Secret bancaire, thank you, la Suisse!


Ils ne manquent pas d’air, ces Américains. Non contents d’avoir fait éclater, à coups de missiles, l’armature bétonnée des coffres des banques suisses, les voilà qui concurrencent ces dernières sur leur propre terrain. Plusieurs banques américaines, nous apprenait la «Tribune de Genève» il y a quelques jours, ont de grands projets dans la région lémanique. Des centaines de gestionnaires de fortune comptent s’installer à Genève avec l’objectif clairement avoué de damer le pion aux établissements de l’endroit.
L’intérêt des banques américaines pour Genève est-il lié à la présence d’une importante communauté d’expatriés américains dans la région lémanique? Jadis choyée, cette clientèle est aujourd’hui ostracisée par les banques suisses et erre à la recherche d’un havre financier. Pourtant ce n’est pas elle que cherchent à draguer les J.P. Morgan, Morgan Stanley et autres Merrill Lynch. Ces ténors ne veulent pas d’ennuis avec le fisc américain, ils visent d’abord les très grandes fortunes des pays du Sud, notamment l’Amérique latine. Un créneau familial très personnalisé, avec des services de «family office» qui dépassent la gestion de fortune. La supervision des études du fils de la famille dans une école privée de la région lémanique, par exemple.
Or le territoire des Etats-Unis agit pour cette clientèle un peu comme un repoussoir, ne serait-ce que parce qu’une présence aux Etats-Unis risquerait d’en faire des sujets fiscaux américains. Est-ce donc pour desservir ce type de clientèle que les banques américaines veulent faire de Genève leur centre international? «L’objectif est que Genève devienne la plaque tournante pour ce type de gestion de fortune orientée sur les grandes familles des pays du Sud», confirme Charles Adams, avocat d’affaires américain à Genève dans le cadre de l’étude Akin Gump.
Que les clients brésiliens ou chiliens, dont la méfiance à l’égard des Etats-Unis est proverbiale, puissent choisir une banque américaine basée en Suisse pour faire gérer leurs avoirs peut paraître biscornu. Pourtant la tendance n’est pas illogique car elle reflète une relation où se mêlent fascination et répulsion. L’idée sous-jacente est qu’une banque américaine en Suisse est à l’abri des pressions de Washington, un peu comme ces clients iraniens de certaines banques suisses qui, gênés par les mesures prises en janvier par le Conseil fédéral à l’encontre des avoirs iraniens, ont demandé à faire transférer leur compte à New York. Il y a un dicton en anglais pour caractériser cette démarche: on parle de sauter de la poêle directement dans le feu. 

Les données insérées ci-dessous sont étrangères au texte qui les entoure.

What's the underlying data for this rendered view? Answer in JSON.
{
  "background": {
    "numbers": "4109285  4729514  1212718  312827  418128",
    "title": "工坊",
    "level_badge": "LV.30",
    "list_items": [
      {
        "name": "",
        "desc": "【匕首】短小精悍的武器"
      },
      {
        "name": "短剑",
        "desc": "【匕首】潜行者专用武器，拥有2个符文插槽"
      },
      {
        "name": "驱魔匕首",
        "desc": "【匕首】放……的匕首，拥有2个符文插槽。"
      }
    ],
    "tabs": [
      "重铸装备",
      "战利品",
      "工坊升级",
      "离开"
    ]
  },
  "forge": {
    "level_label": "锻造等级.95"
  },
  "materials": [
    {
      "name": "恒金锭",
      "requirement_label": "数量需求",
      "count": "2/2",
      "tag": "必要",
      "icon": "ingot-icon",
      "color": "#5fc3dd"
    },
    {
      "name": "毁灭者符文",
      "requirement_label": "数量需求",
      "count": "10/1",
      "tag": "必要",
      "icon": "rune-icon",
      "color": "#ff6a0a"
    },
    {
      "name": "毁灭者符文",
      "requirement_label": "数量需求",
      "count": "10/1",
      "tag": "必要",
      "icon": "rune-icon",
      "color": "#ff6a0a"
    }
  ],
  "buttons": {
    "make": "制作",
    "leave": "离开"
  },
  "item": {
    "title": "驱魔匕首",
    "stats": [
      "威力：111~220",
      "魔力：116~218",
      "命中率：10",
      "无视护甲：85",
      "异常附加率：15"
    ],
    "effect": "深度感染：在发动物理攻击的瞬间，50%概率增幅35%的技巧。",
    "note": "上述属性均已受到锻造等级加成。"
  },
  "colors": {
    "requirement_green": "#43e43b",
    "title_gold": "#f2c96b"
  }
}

Mieux vaut prendre les devants, en effet, car l’Oncle Sam a le bras long: Merrill Lynch, l’une des banques américaines les plus présentes en Suisse, a traditionnellement été la banque des forces armées US en Europe, et ses liens avec les services de renseignement ne relèvent probablement pas du mythe. Au début des années 1960 déjà, Bernie Cornfeld était venu s’installer à Genève à l’enseigne de sa société IOS qui, initialement, vendait des parts de fonds de placement aux soldats américains basés en Europe, avant d’élargir ses ambitions à un large public suisse et européen. L’affaire avait fini devant la justice genevoise à partir de 1973. Mais IOS n’en avait pas moins amené à Genève de nombreux Américains dont certains sont restés pour devenir les cadres des multinationales venues s’établir dans la ville.
La tradition reprend de la vigueur aujourd’hui. D’autant que la place financière suisse pousse l’élégance jusqu’à façonner un cadre idéal pour que ses concurrentes d’outre-Atlantique puissent s’épanouir à l’ombre de ses meilleurs atouts. Une carte postale où le secret bancaire est illustré en rose bonbon. Le fonds de commerce de la finance helvétique a beau avoir été souillé par les attaques du fisc américain, il tente de se refaire une virginité grâce à un sondage de l’Association suisse des banquiers (ASB).

L’enquête d’un institut mandaté par l’organisme faîtier confirme ainsi les résultats obtenus les années précédentes sur le même thème. Il faut dire que l’ASB ne prend aucun risque, tout est savamment mis en scène, dans le questionnaire, pour parvenir à la confirmation de l’hypothèse initiale. A savoir: les Suisses plébiscitent le secret bancaire. Le cocasse, dans l’affaire, est que ce sont en premier lieu les banques américaines qui profiteront du gain d’image. Thanks!